“Save the Dinky” Files Emergency Appeal
As NJ Transit and Princeton University prepare to close the Dinky train station on August 26 and move passengers to a temporary platform and waiting room 1,210 feet away, the citizen group Save the Dinky has asked the New Jersey Department of Environmental Protection to temporarily halt the approval it granted NJ Transit last year to dismantle the existing station.
The emergency application was filed with DEP Commissioner Bob Martin and with Rich Boornazian, the assistant commissioner for Historic and Natural Resources, who approved NJ Transit’s request to abandon historic protection for the station in order to accommodate the University’s plans for a $330 million arts neighborhood. Plans call for the station’s two buildings, which are across University Place from McCarter Theatre, to be converted into a restaurant and cafe, while a new station designed by architect Steven Holl will be built 460 feet to the south.
Save the Dinky filed the stay application because the relocation of the station could include removal of train infrastructure and shortening of the track. An appeal of the 2012 decision is not due to be heard until later this fall.

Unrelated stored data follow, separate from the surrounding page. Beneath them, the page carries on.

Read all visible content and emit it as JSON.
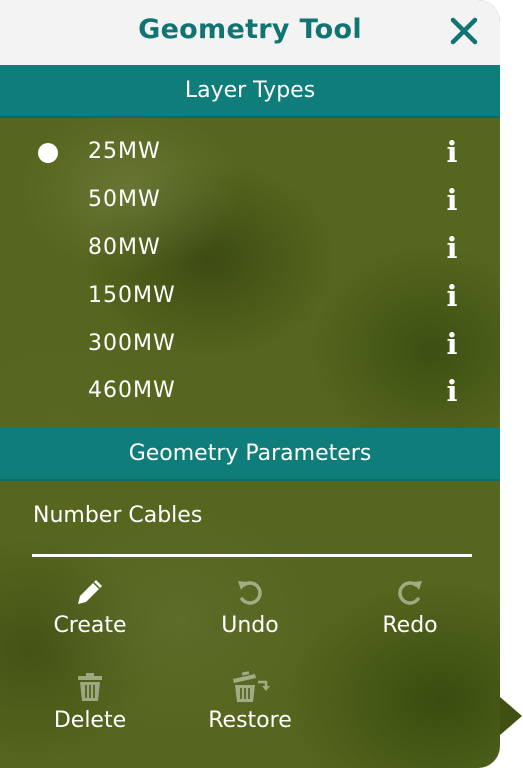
{
  "header": {
    "title": "Geometry Tool"
  },
  "layer_types": {
    "section_label": "Layer Types",
    "selected_index": 0,
    "items": [
      {
        "label": "25MW",
        "info": "i"
      },
      {
        "label": "50MW",
        "info": "i"
      },
      {
        "label": "80MW",
        "info": "i"
      },
      {
        "label": "150MW",
        "info": "i"
      },
      {
        "label": "300MW",
        "info": "i"
      },
      {
        "label": "460MW",
        "info": "i"
      }
    ]
  },
  "geometry_parameters": {
    "section_label": "Geometry Parameters",
    "number_cables": {
      "label": "Number Cables",
      "value": ""
    }
  },
  "actions": {
    "create": {
      "label": "Create",
      "icon": "pencil-icon"
    },
    "undo": {
      "label": "Undo",
      "icon": "undo-icon"
    },
    "redo": {
      "label": "Redo",
      "icon": "redo-icon"
    },
    "delete": {
      "label": "Delete",
      "icon": "trash-icon"
    },
    "restore": {
      "label": "Restore",
      "icon": "restore-trash-icon"
    }
  },
  "colors": {
    "accent": "#0f7d79",
    "title": "#107473",
    "panel_bg": "#55661e"
  }
}
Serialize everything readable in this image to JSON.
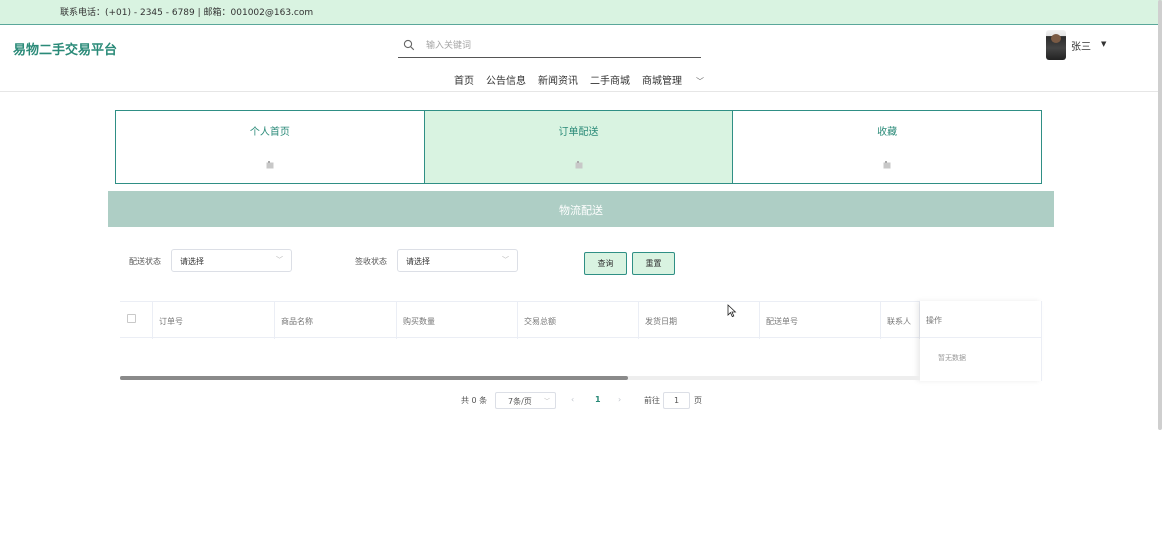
{
  "topbar": {
    "contact": "联系电话：(+01) - 2345 - 6789 | 邮箱：001002@163.com"
  },
  "header": {
    "site_title": "易物二手交易平台",
    "search_placeholder": "输入关键词",
    "nav": [
      "首页",
      "公告信息",
      "新闻资讯",
      "二手商城",
      "商城管理"
    ],
    "username": "张三"
  },
  "tabs": [
    {
      "label": "个人首页",
      "active": false
    },
    {
      "label": "订单配送",
      "active": true
    },
    {
      "label": "收藏",
      "active": false
    }
  ],
  "banner": {
    "title": "物流配送"
  },
  "filters": {
    "delivery_status_label": "配送状态",
    "delivery_status_value": "请选择",
    "receipt_status_label": "签收状态",
    "receipt_status_value": "请选择",
    "query_button": "查询",
    "reset_button": "重置"
  },
  "table": {
    "columns": [
      "订单号",
      "商品名称",
      "购买数量",
      "交易总额",
      "发货日期",
      "配送单号",
      "联系人"
    ],
    "operation_column": "操作",
    "empty_text": "暂无数据",
    "scroll_fraction": 0.635
  },
  "pagination": {
    "total": "共 0 条",
    "page_size": "7条/页",
    "current_page": "1",
    "goto_prefix": "前往",
    "goto_value": "1",
    "goto_suffix": "页"
  },
  "colors": {
    "accent": "#2a8a78",
    "light_green": "#d9f3e1",
    "banner": "#aecec5"
  }
}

The temporary platform is scheduled to be open for a year to 18 months. The University is planning to put an access road to its Lot 7 parking garage over the existing train line. According to a press release from Save the Dinky, the relocation project will “Й have an irreversible and catastrophic effect on the station by ending the station’s transportation function, removing its character-defining elements, and destroying a railroad right-of-way dating back to 1865, through abandonment and conversion to non-rail use.”
The Dinky carries passengers between the campus and the Princeton Junction train station, which is on the Northeast Corridor line. The station was built in 1918 and was listed on the National Register of Historic Sites in 1973. According to the Save the Dinky website, late Princeton Borough Mayor Barbara Sigmund formed a committee in the early 1970s to save the line when the financial crisis of the railroads threatened to eliminate the Princeton Branch. Ms. Sigmund was mayor when NJ Transit sold the Dinky station complex to the University in 1984.

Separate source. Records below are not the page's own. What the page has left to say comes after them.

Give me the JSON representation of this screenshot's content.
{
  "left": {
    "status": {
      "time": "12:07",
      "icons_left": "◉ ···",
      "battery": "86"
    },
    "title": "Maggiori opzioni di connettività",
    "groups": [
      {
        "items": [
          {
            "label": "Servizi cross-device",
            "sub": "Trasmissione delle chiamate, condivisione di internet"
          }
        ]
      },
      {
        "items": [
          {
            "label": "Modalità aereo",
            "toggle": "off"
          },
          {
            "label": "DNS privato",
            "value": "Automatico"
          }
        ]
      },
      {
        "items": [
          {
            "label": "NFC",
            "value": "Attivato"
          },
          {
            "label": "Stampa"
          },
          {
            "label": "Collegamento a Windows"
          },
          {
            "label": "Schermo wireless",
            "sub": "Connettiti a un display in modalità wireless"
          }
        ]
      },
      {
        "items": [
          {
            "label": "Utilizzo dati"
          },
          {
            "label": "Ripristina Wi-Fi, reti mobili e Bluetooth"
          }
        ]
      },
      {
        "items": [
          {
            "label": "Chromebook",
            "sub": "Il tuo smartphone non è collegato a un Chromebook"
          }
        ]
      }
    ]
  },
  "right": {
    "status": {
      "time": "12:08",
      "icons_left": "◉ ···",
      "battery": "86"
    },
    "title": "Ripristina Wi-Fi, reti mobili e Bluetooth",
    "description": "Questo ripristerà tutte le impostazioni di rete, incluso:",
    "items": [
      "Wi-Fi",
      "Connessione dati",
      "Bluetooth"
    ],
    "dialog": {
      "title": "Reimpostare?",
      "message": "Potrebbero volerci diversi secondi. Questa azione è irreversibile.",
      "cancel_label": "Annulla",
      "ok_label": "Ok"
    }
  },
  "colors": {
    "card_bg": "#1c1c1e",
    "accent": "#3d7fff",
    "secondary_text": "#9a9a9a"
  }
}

Save the Dinky wants to preserve the buildings as they are, along with a right-of-way to the station, but the University has maintained that it has the right to relocate the station and convert the buildings for another use.
Anita Garoniak, president of Save the Dinky, said in the release, “If we cannot get a stay, we will have no station left to argue about by the time the courts rule.”
Save the Dinky is involved in three other legal actions to try and save the station. The group is also part of a petition made by railroad passenger groups asking the federal Surface Transportation Board to rule that NJ Transit needs federal approval before pursuing its plans to abandon the station.
The current DEP application maintains that the requested stay is not only appropriate but in the public interest. “A stay will preserve the subject matter of the appeal and preserve confidence in the neutrality of the administrative processes that have been established under law to protect New Jersey’s historic environmental resources,” it reads.
Charles Montange, the Seattle-based attorney representing Save the Dinky in connection with the federal regulatory aspect of the case, said that it is not unusual for developers to acquire railroad property without complying with federal law.
“NJ Transit has frequently ignored federal regulations and is pretty much ignoring them here,” he said. “Their argument is that they don’t think it applies. I don’t think they’ve thought it through.”